OK enough of this please. I don't want any more responses to this thread.

OP posts:
stickytoffeevodka · 18/01/2018 11:30

HmmBiscuit

JacquesHammer · 18/01/2018 11:31

OK enough of this please. I don't want any more responses to this thread

Yeah that's not really how it works.

@northernnelli I'm a single parent who works from home. Happy to give you advice but you need to be willing to take it.

Dermymc · 18/01/2018 11:32

Yet another poster who doesn't like the real world.

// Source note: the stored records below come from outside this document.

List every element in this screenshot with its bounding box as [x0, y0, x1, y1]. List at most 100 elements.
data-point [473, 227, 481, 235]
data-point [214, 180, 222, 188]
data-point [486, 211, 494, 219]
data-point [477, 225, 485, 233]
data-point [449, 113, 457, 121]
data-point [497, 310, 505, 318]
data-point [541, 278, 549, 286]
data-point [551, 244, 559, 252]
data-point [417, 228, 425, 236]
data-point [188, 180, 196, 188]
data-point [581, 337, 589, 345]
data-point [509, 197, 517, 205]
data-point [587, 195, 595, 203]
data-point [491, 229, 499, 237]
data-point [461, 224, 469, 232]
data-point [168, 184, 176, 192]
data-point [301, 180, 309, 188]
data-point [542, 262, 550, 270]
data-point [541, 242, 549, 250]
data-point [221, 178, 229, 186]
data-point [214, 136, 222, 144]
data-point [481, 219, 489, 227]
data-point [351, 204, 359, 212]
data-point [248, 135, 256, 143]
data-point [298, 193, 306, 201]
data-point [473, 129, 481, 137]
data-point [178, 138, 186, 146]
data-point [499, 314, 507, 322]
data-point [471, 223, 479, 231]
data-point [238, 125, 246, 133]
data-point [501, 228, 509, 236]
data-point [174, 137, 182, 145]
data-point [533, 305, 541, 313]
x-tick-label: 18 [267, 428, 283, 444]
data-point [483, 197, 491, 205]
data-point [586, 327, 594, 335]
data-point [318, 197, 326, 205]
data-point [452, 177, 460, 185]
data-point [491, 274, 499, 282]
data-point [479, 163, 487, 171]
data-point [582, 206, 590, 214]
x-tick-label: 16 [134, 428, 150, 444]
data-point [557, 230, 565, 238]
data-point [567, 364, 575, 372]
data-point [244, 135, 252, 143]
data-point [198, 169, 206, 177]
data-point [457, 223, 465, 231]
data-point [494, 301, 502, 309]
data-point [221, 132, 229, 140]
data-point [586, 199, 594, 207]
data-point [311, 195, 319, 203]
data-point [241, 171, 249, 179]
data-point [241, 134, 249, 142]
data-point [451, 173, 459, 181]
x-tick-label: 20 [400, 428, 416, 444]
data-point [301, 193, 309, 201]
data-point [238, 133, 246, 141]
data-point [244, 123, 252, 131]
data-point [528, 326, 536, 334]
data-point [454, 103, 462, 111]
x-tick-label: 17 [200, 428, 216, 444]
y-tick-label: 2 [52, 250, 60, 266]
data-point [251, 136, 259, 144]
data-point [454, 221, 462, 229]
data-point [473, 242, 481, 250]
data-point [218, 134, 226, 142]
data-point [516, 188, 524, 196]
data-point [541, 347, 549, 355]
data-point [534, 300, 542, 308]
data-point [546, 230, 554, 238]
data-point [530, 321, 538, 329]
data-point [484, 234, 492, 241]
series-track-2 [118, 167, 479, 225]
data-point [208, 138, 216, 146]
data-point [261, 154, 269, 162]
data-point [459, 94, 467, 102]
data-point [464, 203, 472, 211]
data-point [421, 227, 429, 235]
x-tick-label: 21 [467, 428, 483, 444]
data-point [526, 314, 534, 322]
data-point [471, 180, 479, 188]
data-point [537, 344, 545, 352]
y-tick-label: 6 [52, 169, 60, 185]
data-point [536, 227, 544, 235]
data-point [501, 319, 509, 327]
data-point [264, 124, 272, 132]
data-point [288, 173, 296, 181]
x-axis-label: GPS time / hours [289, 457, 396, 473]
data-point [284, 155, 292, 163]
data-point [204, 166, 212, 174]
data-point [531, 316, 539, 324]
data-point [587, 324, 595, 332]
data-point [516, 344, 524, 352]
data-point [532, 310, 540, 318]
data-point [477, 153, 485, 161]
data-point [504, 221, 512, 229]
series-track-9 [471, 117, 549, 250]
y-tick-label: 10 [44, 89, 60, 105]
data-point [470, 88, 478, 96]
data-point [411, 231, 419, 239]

Monoblock67 · 18/01/2018 11:32

If you don’t want responses don’t post a question. To answer it-yes, you are being very unreasonable.

SleepingStandingUp · 18/01/2018 11:32

Op even with your rent at 1500 instead of my guessed 1200 that's still only an extra 50 your ex would be responsible for assuming your DH has no financial commitment to the child. So how does it cost 2k a month to raise your child

MargoLovebutter · 18/01/2018 11:34

I'm a single parent with two DC, one of whom is ASD. My ex-H only contributes the government minimum. I can also give you a load of tips, if you are willing to hear them?

NoSquirrels · 18/01/2018 11:34

The other logic problem you're having, OP, is that you don't think it's fair for your income to decrease if something happens in the future (loss of DLA) but you do think it's fair for your ex to suck up the pain if his income decreases in the future (earns less through his business).

If you were still together, and your ex earned less, you'd just need to adjust, wouldn't you, as no one can spend/pay out what they don't have?

The principle is the same although you are apart.

There are problems with the CMS and self-employed people sometimes, but you haven't said you think ex is being dishonest or hiding income. He sounds happy to pay - just not what he cannot afford.